For those reasons, contextual might seem less scaled and less performant than other methods, but it’s “still a valid tool in the overall portfolio,” said Bill Simmons, CTO and co-founder of dataxu.

“It’s time to give contextual a fair shake, and that’s going to happen if we see people starting to opt out,” Simmons said.

But for contextual to get a fair shake, companies need to invest in the tech, and contextual targeting technology overall is still hugely underfunded compared with audience-based tech, said Ratko Vidakovic, founder of ad tech consultancy AdProfs.

“The result of that is clearly illustrated by the fact that there are only a handful of contextual targeting companies out there,” Vidakovic said.

And the current zeitgeist is why so many companies are trying to position themselves as the go-to solution for when cookies officially crumble.

“We’re betting on 2020 as the year of contextual,” said Richard Raddon, CEO and co-founder of Zefr. “There’s a time coming, and soon, when people will realize they can’t rely on third-party segments anyway – and that maybe they never should have.”

But is contextual worth it?

If 2020 is the year of contextual, what happens to publisher CPMs?

Today, behaviorally targeted ads usually garner somewhere between 50 cents and $2 or $3, depending on the specificity of the segments, whereas contextual signals are in the 10- to 30-cent range on a CPM basis, said Peer39 COO Alex White.

But in a perhaps-not-so-hypothetical world in which contextual becomes the dominant method for targeting, CPMs should eventually level out – as long as advertisers don’t move all of their budgets to Facebook, Google and Amazon, said GumGum CTO Weiner. 
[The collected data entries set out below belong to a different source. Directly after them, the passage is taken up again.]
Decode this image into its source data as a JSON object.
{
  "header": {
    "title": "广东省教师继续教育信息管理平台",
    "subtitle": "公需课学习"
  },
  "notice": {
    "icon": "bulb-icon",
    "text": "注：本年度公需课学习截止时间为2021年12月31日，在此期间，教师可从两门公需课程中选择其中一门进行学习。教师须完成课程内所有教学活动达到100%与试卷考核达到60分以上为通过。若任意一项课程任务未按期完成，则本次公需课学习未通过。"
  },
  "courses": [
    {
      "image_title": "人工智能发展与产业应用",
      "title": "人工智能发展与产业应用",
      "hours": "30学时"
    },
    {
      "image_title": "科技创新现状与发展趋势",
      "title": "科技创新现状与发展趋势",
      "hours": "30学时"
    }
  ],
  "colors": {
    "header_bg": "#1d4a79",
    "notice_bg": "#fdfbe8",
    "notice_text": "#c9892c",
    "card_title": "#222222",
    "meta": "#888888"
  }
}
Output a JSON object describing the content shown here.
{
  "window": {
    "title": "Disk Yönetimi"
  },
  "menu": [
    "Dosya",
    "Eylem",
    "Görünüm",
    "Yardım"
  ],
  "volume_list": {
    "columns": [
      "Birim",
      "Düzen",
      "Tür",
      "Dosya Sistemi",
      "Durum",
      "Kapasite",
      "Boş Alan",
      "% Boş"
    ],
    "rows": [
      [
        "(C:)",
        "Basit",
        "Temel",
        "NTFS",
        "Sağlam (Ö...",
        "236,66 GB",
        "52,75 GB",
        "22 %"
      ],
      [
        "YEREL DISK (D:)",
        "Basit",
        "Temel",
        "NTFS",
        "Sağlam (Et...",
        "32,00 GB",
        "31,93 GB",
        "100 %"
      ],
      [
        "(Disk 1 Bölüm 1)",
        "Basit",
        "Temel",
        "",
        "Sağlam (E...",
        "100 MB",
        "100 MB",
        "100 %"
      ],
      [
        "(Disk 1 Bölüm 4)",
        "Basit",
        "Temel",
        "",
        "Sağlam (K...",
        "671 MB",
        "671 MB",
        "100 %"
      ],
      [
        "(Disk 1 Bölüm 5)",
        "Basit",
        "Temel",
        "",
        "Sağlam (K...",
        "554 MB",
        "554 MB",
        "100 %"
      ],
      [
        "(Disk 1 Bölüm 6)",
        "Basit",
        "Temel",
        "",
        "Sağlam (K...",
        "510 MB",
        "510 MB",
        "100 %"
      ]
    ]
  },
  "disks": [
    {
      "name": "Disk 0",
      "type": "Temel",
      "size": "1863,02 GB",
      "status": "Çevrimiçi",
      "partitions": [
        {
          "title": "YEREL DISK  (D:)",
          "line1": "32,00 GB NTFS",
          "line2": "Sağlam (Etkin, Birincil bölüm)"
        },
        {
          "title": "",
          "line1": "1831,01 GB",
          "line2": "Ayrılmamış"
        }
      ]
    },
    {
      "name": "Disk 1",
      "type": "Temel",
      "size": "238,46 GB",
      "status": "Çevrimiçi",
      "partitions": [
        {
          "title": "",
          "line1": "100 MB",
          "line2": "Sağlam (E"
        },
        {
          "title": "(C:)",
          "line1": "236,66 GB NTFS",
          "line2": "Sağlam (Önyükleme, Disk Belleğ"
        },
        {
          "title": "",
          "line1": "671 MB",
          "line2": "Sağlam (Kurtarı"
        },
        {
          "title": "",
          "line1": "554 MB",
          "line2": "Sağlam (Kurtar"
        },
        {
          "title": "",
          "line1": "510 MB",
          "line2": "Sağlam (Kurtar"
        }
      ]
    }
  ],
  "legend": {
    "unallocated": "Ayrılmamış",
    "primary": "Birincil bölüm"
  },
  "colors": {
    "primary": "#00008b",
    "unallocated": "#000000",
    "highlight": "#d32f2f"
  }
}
“If people can’t deal with no audience targeting and they move to the walled gardens, CPMs will go down outside of the walled gardens,” he said.

But the death of cookies doesn’t mean the death of audience targeting, said Goodway Group’s Friedman.

“Amazon and AdSense and Google’s DSP – they’re all built into the open web,” he said. “If you’re a publisher, you might start seeing AdEx bids rise up while every other SSP starts to see their bids measurably deflate – that could happen.”